You probably have heard about how some debt collection agencies cross the legal line by harassing and intimidating consumers into paying off outstanding debts. Some of the tactics used to harass and intimidate consumers include issuing threats and contacting third parties. However, there is another debt collection tactic that often flies under the legal radar.
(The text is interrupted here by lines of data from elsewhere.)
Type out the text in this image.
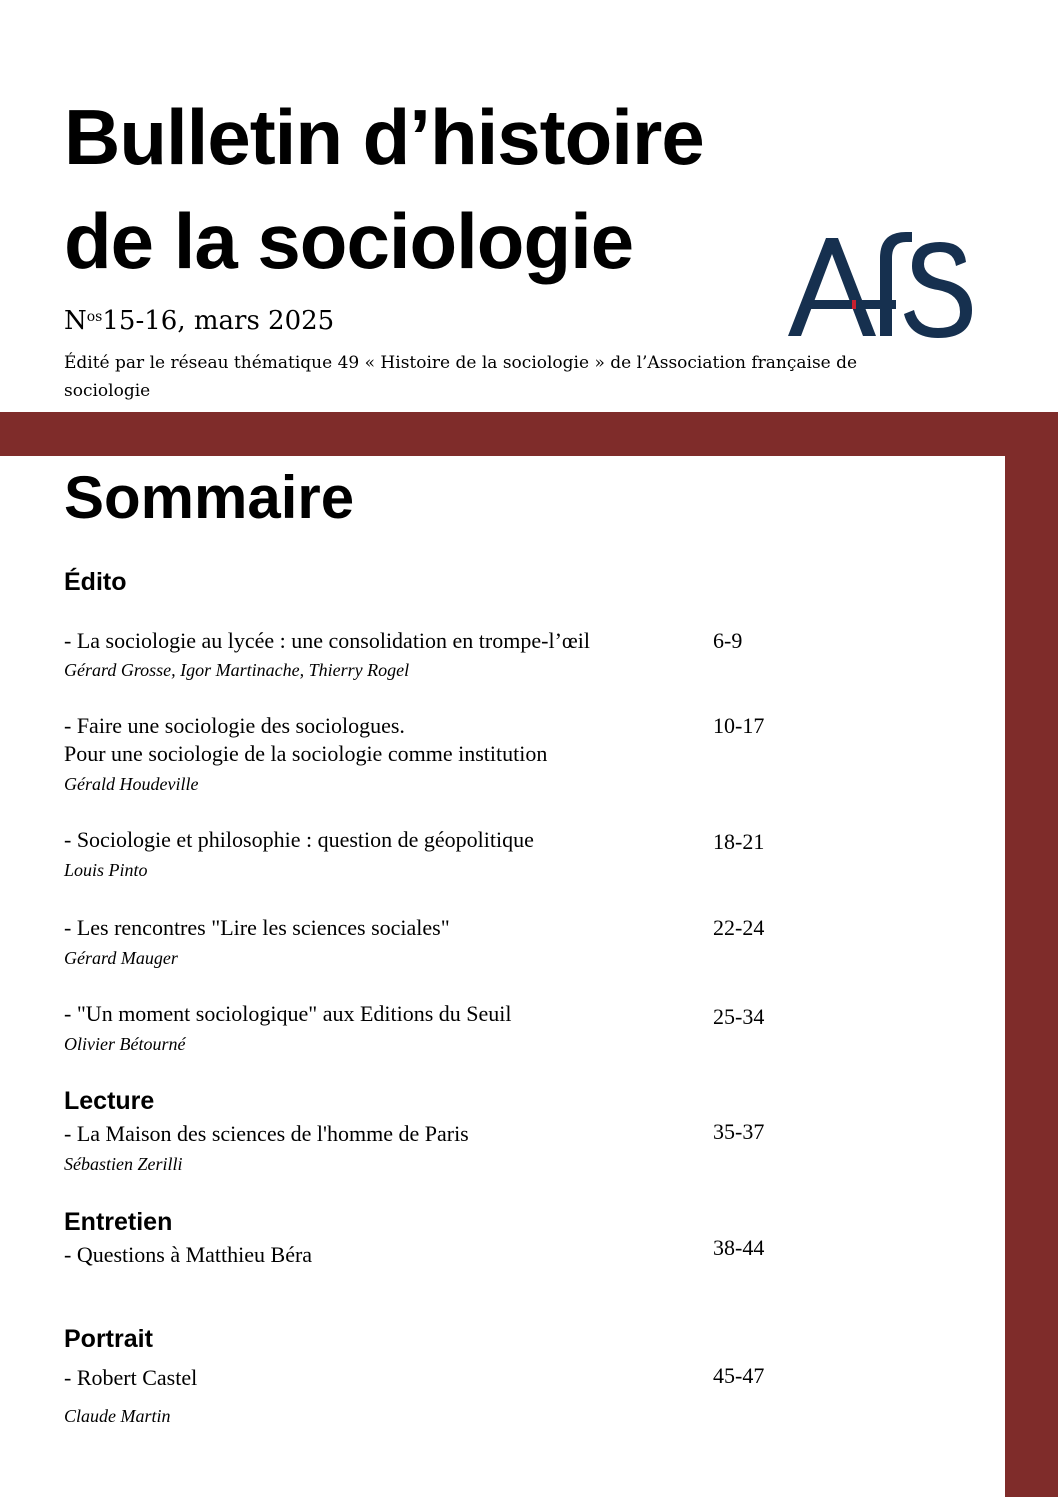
Bulletin d’histoire
de la sociologie
$N^{os}15-16$, mars 2025
Édité par le réseau thématique 49 « Histoire de la sociologie » de l’Association française de sociologie
Sommaire
Édito
- La sociologie au lycée : une consolidation en trompe-l’œil	6-9
Gérard Grosse, Igor Martinache, Thierry Rogel
- Faire une sociologie des sociologues.
Pour une sociologie de la sociologie comme institution
10-17
Gérald Houdeville
- Sociologie et philosophie : question de géopolitique	18-21
Louis Pinto
- Les rencontres "Lire les sciences sociales"	22-24
Gérard Mauger
- "Un moment sociologique" aux Editions du Seuil	25-34
Olivier Bétourné
Lecture
- La Maison des sciences de l'homme de Paris	35-37
Sébastien Zerilli
Entretien
- Questions à Matthieu Béra	38-44
Portrait
- Robert Castel	45-47
Claude Martin
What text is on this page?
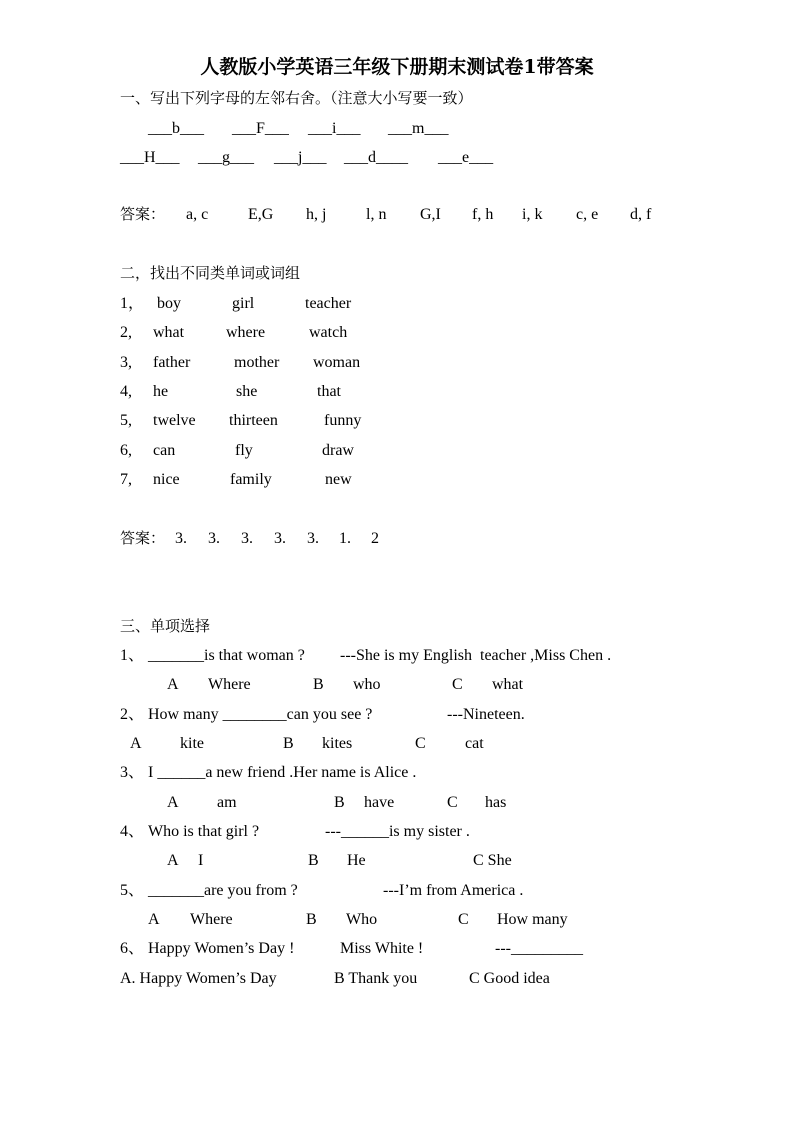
人教版小学英语三年级下册期末测试卷1带答案
一、写出下列字母的左邻右舍。（注意大小写要一致）
___b___ ___F___ ___i___ ___m___
___H___ ___g___ ___j___ ___d____ ___e___
答案： a, c E,G h, j l, n G,I f, h i, k c, e d, f
二，找出不同类单词或词组
1， boy	girl	teacher
2, what	where	watch
3, father	mother woman
4, he	she	that
5, twelve thirteen	funny
6, can	fly	draw
7, nice	family	new
答案： 3. 3. 3. 3. 3. 1. 2
三、单项选择
1、 _______is that woman ? ---She is my English  teacher ,Miss Chen .
A Where	B who	C what
2、 How many ________can you see ?	---Nineteen.
A kite	B kites	C cat
3、 I ______a new friend .Her name is Alice .
A am	B have	C has
4、 Who is that girl ?	---______is my sister .
A I	B He	C She
5、 _______are you from ?	---I’m from America .
A Where	B Who	C How many
6、 Happy Women’s Day !	Miss White !	---_________
A. Happy Women’s Day	B Thank you	C Good idea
It is called misrepresentation, and the practice is illegal under a sweeping federal consumer protection law.
Enacted by the United States congress on September 20, 1977, the Fair Debt Collection Practices Act (FDCPA) makes it illegal for third party debt collectors to implement dozens of previously valid debt collection tactics. For example, a bill collector such as FH Cann & Associates, Inc. cannot threaten to garnish your wages to collect money on an outstanding credit card or personal loan balance. The company is also forbidden from using deception to trick you into paying off a consumer debt.
About FH Cann & Associates, Inc.
Established in 1999, FH Cann & Associates, Inc. offers debt collection services that cover several niches, including bank accounts, education loans, and taxes for a number of Massachusetts cities. Located in North Andover, Massachusetts, FH Cann & Associates, Inc. has earned the highest A+ rating from the Better Business Bureau (BBB). The debt collection agency has also received accreditation from the leading consumer advocacy organization.
Determining What Counts as Misrepresentation
Under the FDCPA, there is a provision that specifically addresses the underhanded debt collection tactic of using deception. The FDCPA prohibits third party debt collectors from claiming the companies represent something they are not. For example, you might receive a call from a company claiming to be a law enforcement agency that is trying to collect a delinquent consumer debt. This should be a red flag, as United States law does not permit anyone to go to jail for not paying their debts.
Another type of misrepresentation occurs when a bill collector claims to be the original creditor of a debt. This tactic is used to persuade consumers that they have reached the end of the line before the debt is reported to a credit reporting agency. It is considered illegal for a debt collection agency to reference a credit report in regards to an outstanding credit card or personal loan account.
Are You Entitled to Monetary Damages?
The FDCPA gives consumers the right to file lawsuits that seek monetary damages for one or more violations of the FDCPA. You can file a claim seeking statutory damages, which is a one-time reward covering every violation of the federal consumer protection law. If a bill collector has caused you pain and suffering, you might be entitled to actual damages, which covers the cost of treating physical and/or emotional distress symptoms.
Hire a Highly Rated FDCPA Lawyer
When you work with a highly skilled FDCPA attorney, you receive the legal expertise needed to move forward with you case. Your FDCPA lawyer might decide to file a claim or instead, opt for another way to get FH Cann & Associates, Inc. off your back. One option is to invoke the statute of limitations imposed by your state for debt collection efforts.
*Disclaimer: The content of this article serves only to provide information and should not be construed as legal advice. If you file a claim against FH Cann & Associates, Inc., or any other third-party collection agency, you may not be entitled to compensation.